Avec : Parenthèse cubique, Les Chapeaux Blancs, Bertox, Jérôme Helfenstein, Sarah Florees, Francesco Fratellini, Camila Hernandez et Maxime Larouy.
Troisième édition de cet événement organisé au Studio Stars Europe de Bruno Limoge et présenté par les associations L’Atelier et ArteFaktory. Créée en 2014, l’association L’Atelier développe un grand nombre d’événements culturels comme les soirées Danse en mettant en avant les formes contemporaines, le Hip Hop, le Tango, etc., les concerts de musiques tzigane, jazz, rock ou fado, Un Bal Masqué Barock au Château de La Bussière et bien évidemment la magie et le cirque actuels avec Illusions Magiques.
Cette année la thématique est « ombres et lumières » et la représentation entière se dirige vers une forme de voyage organisé autour d’une dualité complémentaire, comme le Yin et le Yang. La « boîte noire » du Studio se transforme en espace alternant le visible et l’invisible. Les artistes évoluent dans un monde où les frontières matérielles et cérébrales sont poreuses, où la perception du spectateur est brouillée pour mieux le tromper. Pour accueillir le public, l’orgue de barbarie de l’acteur et chanteur Jean-Bernard Michau se met en route comme une introduction au voyage à venir…
Symbolisme
L’ombre est, d’une part, ce qui s’oppose à la lumière mais aussi l’image des choses fugitives, irréelles et changeantes. L’ombre est considérée comme la seconde nature de l’homme et est liée à la mort et aux ténèbres. Elle est le côté obscur, refoulé, caché et inconnu de la psyché humaine. Mais l’ombre n’existe que par la lumière ; et pour le psychiatre Carl G. Jung, « l’ombre nous constitue tout autant que la lumière ». La lumière est un symbole universel de transcendance, de savoir et de spiritualité. Elle s’oppose aux ténèbres, symbole primitif du mal. Elle est mise en relation avec l’obscurité pour symboliser les valeurs complémentaires ou alternantes d’une évolution. Le symbolisme de la sortie des ténèbres se retrouve dans tous les rituels d’initiation : « La lumière succède aux ténèbres ». La lumière et l’ombre sont les deux faces d’une même entité qui ne peuvent pas aller l’une sans l’autre comme le blanc et le noir, la vérité et le faux ou le bien et le mal. Comme le dit Zarathoustra : « Après la nuit vient le jour. Lumière et ombre sont les deux éternelles voix du monde ».
Métaphore de la création
A l’ombre des pensées éclot une idée qui est mise en lumière. Le créateur cherche et puise dans les recoins de son cerveau des idées et des concepts pour les mettre à jour et les présenter au monde. Dans les arts du spectacle, les techniciens sont les hommes de l’ombre (éclairagistes, machinistes, régisseurs…) qui travaillent pour l’artiste qui se produit sur scène. Pour que la représentation ait lieu, l’un ne va pas sans l’autre.
Magies
Symboliquement, l’ombre évoque la magie noire, les forces occultes et la lumière évoque la magie blanche, la bienveillance, le divertissement. Théoriquement, l’ombre correspond aux diverses manipulations, subterfuges et trucages (gimmicks) qui doivent rester cachés pour mettre au jour l’illusion. Un jeu entre le visible et l’invisible, le paraître et l’être, le faux et le vrai : l’essence même d’une illusion.
Le spectacle
Un conteur-comédien arrive dans la salle et introduit la soirée : « Chers invités, entrez, entrez, dans un univers fait d’ombres et de lumières. Nous allons voyager ensemble le temps d’une soirée…»
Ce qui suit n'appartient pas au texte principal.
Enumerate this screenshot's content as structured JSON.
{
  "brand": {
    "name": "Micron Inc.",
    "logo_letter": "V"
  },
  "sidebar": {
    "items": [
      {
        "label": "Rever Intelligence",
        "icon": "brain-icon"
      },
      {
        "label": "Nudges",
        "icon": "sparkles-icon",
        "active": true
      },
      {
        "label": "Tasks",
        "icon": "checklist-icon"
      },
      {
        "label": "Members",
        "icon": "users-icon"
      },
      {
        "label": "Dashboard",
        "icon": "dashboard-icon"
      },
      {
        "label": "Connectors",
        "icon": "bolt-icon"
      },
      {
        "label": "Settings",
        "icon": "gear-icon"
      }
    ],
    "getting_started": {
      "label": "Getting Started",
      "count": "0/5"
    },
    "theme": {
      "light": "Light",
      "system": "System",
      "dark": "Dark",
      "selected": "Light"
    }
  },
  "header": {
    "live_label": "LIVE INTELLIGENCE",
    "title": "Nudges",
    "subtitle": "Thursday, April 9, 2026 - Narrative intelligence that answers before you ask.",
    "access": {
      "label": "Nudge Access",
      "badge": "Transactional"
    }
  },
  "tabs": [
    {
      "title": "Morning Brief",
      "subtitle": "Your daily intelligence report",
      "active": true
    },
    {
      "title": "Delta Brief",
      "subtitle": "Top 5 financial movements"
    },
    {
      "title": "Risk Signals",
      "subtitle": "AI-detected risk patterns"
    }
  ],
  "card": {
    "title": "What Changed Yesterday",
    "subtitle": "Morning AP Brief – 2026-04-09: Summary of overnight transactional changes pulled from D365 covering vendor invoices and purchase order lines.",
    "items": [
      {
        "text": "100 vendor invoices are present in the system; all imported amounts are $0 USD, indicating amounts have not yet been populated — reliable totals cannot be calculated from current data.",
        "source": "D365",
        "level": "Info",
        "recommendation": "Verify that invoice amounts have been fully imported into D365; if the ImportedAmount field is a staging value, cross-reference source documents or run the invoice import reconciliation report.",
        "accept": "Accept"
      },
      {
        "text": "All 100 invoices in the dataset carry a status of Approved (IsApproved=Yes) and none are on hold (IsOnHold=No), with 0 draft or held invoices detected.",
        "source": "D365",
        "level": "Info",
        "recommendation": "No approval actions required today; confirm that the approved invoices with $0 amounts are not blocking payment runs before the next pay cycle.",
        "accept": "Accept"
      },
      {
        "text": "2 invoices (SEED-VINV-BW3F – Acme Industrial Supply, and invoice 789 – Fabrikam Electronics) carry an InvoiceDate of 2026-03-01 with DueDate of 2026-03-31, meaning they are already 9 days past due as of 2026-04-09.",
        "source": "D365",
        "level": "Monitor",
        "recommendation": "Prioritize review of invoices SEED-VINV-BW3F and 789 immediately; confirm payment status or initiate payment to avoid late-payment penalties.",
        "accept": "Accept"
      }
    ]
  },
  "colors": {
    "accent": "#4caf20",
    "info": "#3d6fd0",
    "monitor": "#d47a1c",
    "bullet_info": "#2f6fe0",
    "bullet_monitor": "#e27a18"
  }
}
Maxime Larouy, alias Puck va faire le lien entre les différents numéros en guidant les spectateurs dans un voyage en forme d’intermèdes poétiques, en s’appuyant sur des textes « symboliques » en rapport avec la thématique et les numéros visuels. Celui-ci jouera également avec la lumière, avec l’aide de la régie, qui se baladera de table en table et finira par se fixer pour mettre en focus un moment précis du récit. Puck jouera aussi à l’échassier avec les enfants dans une saynète ludique où ces derniers léviteront dans les airs…
LES CHAPEAUX BLANCS (Théâtre Noir)
Très rares sont les numéros de Théâtre Noir présentés de nos jours à travers le monde. Encore plus rares les numéros exceptionnels comme celui des Chapeaux Blancs ou l’indémodable Omar Pasha.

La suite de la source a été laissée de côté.